Jak państwo zamierza wspomóc przedsiębiorców? 2080 zł dla osób na umowach cywilnoprawnych oraz samozatrudnionych
Obrona przed utratą miejsc pracy, wsparcie dla służby zdrowia, bezpieczeństwo systemu finansowego, wsparcie dla przedsiębiorców i inwestycje publiczne – to pięć filarów pakietu antykryzysowego, którego założenia przedstawił w środę premier Mateusz Morawiecki. Szacunkowa wartość pakietu to ok. 212 mld zł.
Pakiet ma być odpowiedzią na kryzys w związku z epidemią koronawirusa.
Morawiecki poinformował, że dla przedsiębiorców, którzy spełnią kryteria związane ze spadkiem obrotów, zarejestrowaniem straty finansowej, państwo pokryje 40 proc. wynagrodzenia pracowników do wysokości średniego wynagrodzenia w gospodarce krajowej; co najmniej drugie 40 proc. pokrywa pracodawca. „Jestem przekonany, że dzięki temu parę milionów osób, może nawet 3-4 mln osób, będzie bezpieczniejsze na rynku pracy” – uważa premier.
Dla osób prowadzących własną działalność gospodarczą, pracujących na umowę-zlecenie lub na umowę o dzieło będzie możliwość wypłaty środków do wysokości 80 proc. minimalnego wynagrodzenia (czyli 2080 zł) – zapowiedział szef rządu.
Poinformował również, że jeśli zapadnie decyzja o przedłużeniu zamknięcia szkół, przedszkoli, żłobków, zasiłek opiekuńczy dla rodziców dzieci do lat 8 będzie przedłużany o kolejne dwa tygodnie. Jak powiedział to rozwiązanie będzie kosztować 3-4 mld zł.
Inna część pakietu ma służyć zapewnieniu bezpieczeństwa „depozytów, lokat, płatności, wpłat, wypłat”, czyli funkcjonowania całego systemu finansowego.

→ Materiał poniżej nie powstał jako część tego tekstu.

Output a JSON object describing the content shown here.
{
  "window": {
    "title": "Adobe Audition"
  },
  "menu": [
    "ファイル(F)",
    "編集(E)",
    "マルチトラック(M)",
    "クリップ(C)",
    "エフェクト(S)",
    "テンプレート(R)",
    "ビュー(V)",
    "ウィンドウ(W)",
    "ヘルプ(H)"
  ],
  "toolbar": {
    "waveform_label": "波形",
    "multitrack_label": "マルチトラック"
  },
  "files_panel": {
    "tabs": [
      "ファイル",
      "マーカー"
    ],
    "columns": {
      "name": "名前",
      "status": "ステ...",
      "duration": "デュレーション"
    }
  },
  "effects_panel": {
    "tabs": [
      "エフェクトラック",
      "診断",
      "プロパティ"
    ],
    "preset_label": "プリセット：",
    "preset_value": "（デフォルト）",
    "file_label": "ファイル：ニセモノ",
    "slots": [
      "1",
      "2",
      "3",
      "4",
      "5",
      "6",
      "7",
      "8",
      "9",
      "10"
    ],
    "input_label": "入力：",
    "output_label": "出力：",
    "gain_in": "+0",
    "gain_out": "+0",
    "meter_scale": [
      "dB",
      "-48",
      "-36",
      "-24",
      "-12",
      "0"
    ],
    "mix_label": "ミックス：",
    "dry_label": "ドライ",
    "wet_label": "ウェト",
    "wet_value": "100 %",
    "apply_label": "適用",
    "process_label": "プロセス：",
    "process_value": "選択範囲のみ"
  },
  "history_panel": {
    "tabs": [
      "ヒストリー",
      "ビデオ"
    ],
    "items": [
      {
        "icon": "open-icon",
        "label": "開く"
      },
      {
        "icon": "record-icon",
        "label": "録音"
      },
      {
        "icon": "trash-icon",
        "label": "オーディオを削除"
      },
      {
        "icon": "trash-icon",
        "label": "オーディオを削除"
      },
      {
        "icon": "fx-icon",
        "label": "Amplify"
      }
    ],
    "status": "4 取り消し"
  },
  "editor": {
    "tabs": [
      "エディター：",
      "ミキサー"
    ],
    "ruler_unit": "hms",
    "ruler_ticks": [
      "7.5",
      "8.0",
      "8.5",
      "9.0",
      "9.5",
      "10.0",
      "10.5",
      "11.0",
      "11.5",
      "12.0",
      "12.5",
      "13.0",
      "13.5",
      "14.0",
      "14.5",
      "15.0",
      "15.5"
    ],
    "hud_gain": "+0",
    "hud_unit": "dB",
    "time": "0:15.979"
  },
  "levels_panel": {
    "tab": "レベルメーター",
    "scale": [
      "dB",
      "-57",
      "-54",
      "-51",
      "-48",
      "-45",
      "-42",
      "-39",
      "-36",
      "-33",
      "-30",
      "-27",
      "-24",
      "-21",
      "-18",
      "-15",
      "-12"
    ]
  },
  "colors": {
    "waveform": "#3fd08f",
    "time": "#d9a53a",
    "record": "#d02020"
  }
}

„W bardzo bliskiej współpracy z NBP – a jest to niezależny bank centralny, wczoraj pokazał swój pakiet, we współpracy z Komisją Nadzoru Finansowego i w koordynacji tych prac z ministrem finansów – zaproponowaliśmy pakiet kapitałowy, płynnościowy, który ma służyć jak ochrona dla naszych środków depozytowych, po to, żeby Polacy czuli się bezpiecznie, żeby pieniądze w bankomatach były, bo one są i one będą. O tym mogę z całą mocą zapewnić” – podkreślił premier. Dodał, że „nie ma tutaj żadnego ryzyka i odpowiednie mechanizmy flankujące, ubezpieczające”, zostały w pakiecie zaproponowane i – jak dodał – „właściwie już na dniach one są wdrażane”.
Ponadto, aby zapobiegać „żerowaniu na obecnej sytuacji” poprzez windowanie cen, rząd chce doprowadzić do sytuacji, żeby „Urząd Ochrony Konkurencji i Konsumenta, i inne urzędy regulujące ceny, czuwały we właściwy sposób nad rynkiem od strony cen proponowanych przez przedsiębiorców” – zapowiedział szef rządu. (PAP)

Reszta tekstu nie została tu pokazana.